El poder establecido necesita más sangre para engrasar la maquinaria de la unión que nos hemos dado, reforzar (a falta de auctoritas) su potestas y aumentar el supercontrol sobre la población, sueño húmedo del burócrata que hoy avanza su rodillo destruyendo la libertad de expresión a través de la ley de servicios digitales, herramienta para imponer la censura global.
No es una exageración: la UE es a Europa lo que el Partido Comunista Chino a la democracia. No hay decisión que redunde en nuestra prosperidad y libertad, pues hace tiempo que la Comisión de Von der Leyen sólo busca cambiar el apellido al inmutable emergencia para prolongar el estado de terror. Así, hemos pasado de la emergencia sanitaria a la climática y ahora a la bélica.
Construyen el marco y la narrativa para que la papilla entre luego mejor. Úrsula nos mete miedo, debemos prepararnos para «incidentes y crisis a gran escala», incluida la posibilidad de una agresión armada que afecte a uno o más Estados miembros. Por si acaso, exige autosuficiencia poblacionalde al menos 72 horas. Tres días jugando al Risk. Quién sabe si después vendrán las cartillas de racionamiento y los toques de queda que, no lo olvidemos, sufrimos durante la epidemia.
Es bueno echar la vista atrás porque de la gran crisis del covid los únicos que salieron más fuertes fueron el poder y la prensa. Sus medidas discrecionales, los mayores disparates y las restricciones acientíficas las cumplimos al pie de la letra.
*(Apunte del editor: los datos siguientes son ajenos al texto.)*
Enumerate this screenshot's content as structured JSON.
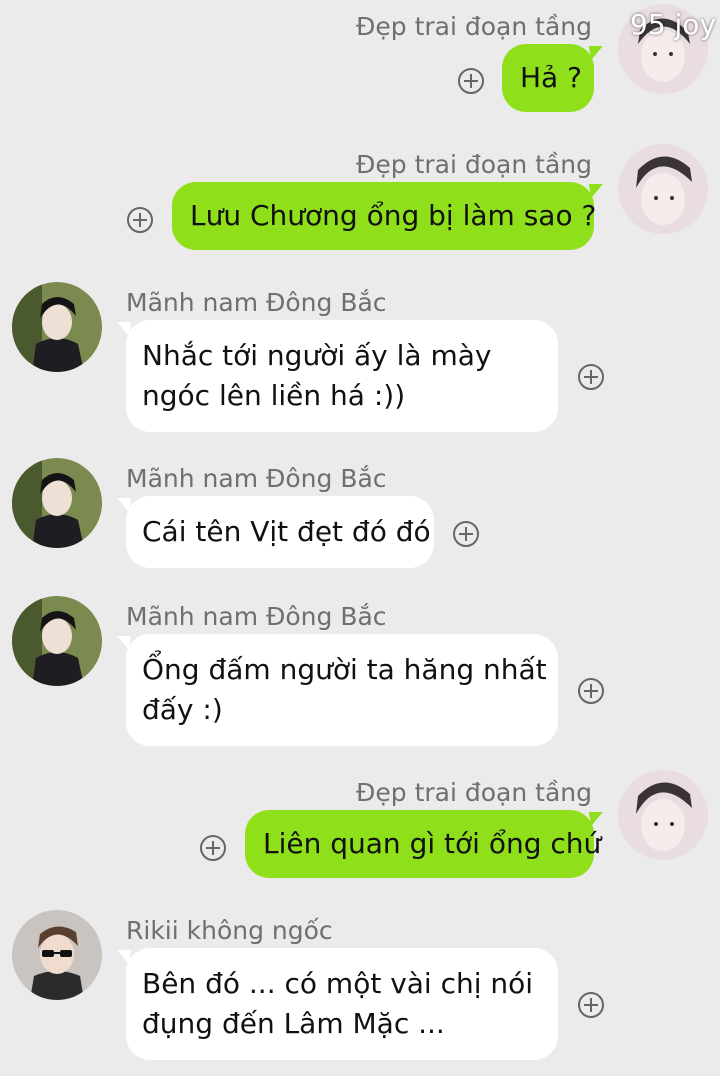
{
  "watermark": "95 joy",
  "colors": {
    "background": "#ebebeb",
    "outgoing_bubble": "#8fe01a",
    "incoming_bubble": "#ffffff",
    "sender_name": "#6f6f6f"
  },
  "messages": [
    {
      "direction": "outgoing",
      "sender": "Đẹp trai đoạn tầng",
      "lines": [
        "Hả ?"
      ]
    },
    {
      "direction": "outgoing",
      "sender": "Đẹp trai đoạn tầng",
      "lines": [
        "Lưu Chương ổng bị làm sao ?"
      ]
    },
    {
      "direction": "incoming",
      "sender": "Mãnh nam Đông Bắc",
      "lines": [
        "Nhắc tới người ấy là mày",
        "ngóc lên liền há :))"
      ]
    },
    {
      "direction": "incoming",
      "sender": "Mãnh nam Đông Bắc",
      "lines": [
        "Cái tên Vịt đẹt đó đó"
      ]
    },
    {
      "direction": "incoming",
      "sender": "Mãnh nam Đông Bắc",
      "lines": [
        "Ổng đấm người ta hăng nhất",
        "đấy :)"
      ]
    },
    {
      "direction": "outgoing",
      "sender": "Đẹp trai đoạn tầng",
      "lines": [
        "Liên quan gì tới ổng chứ"
      ]
    },
    {
      "direction": "incoming",
      "sender": "Rikii không ngốc",
      "lines": [
        "Bên đó ... có một vài chị nói",
        "đụng đến Lâm Mặc ..."
      ]
    }
  ]
}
Todo fue posible porque nos convertimos en un gran rebaño dócil domado por las televisiones.
Las cosas no han cambiado. Desde que nos despertamos y ponemos la radio escuchamos liberalismo y moderación a todas horas, críticas a los aranceles y al proteccionismo al que ha virado occidente (el pueblo, no sus élites) desde hace una década. Pero llega el euro digital y nadie se inmuta.
El «exprópiese» con acento caribeño es repudiable, mas no cuando se pronuncia en inglés o alemán, que entonces lo tragamos gustosamente porque viene de Europa. Este invento no sólo pretende eliminar el dinero en efectivo, sino que servirá para que el poder sepa cuánto gastamos en carne, gasolina o en viajes de avión y cuando al chamán climático de turno le parezca que rebasamos el límite-Greta, entonces no podremos gastar nuestro dinero en lo que nos plazca y, de propina, tendremos que abrir nuestras fronteras a los refugiados climáticos, que es como ahora llaman a quienes vienen a imponernos la sharía.
Es el mundo del Foro de Davos del no tendrás nada y serás feliz. Toda crisis es una oportunidad para seguir perdiendo derechos, libertades y prosperidad, por eso la Comisión Europea propone a los Estados barra libre de deuda para ir a una guerra después de haber sustituido nuestra industria, campo y población por las del tercer mundo.
El Joker gobierna en Bruselas y quiere que acondicionemos nuestras casas en hermosos búnkeres ecosostenibles. Enfrente está Putin, del que nos cuentan que no puede con Ucrania pero que en cualquier momento podría bombardear Albacete. Como sigan así, son capaces de encerrarnos en casa y ponernos mascarillas para caminar por la calle.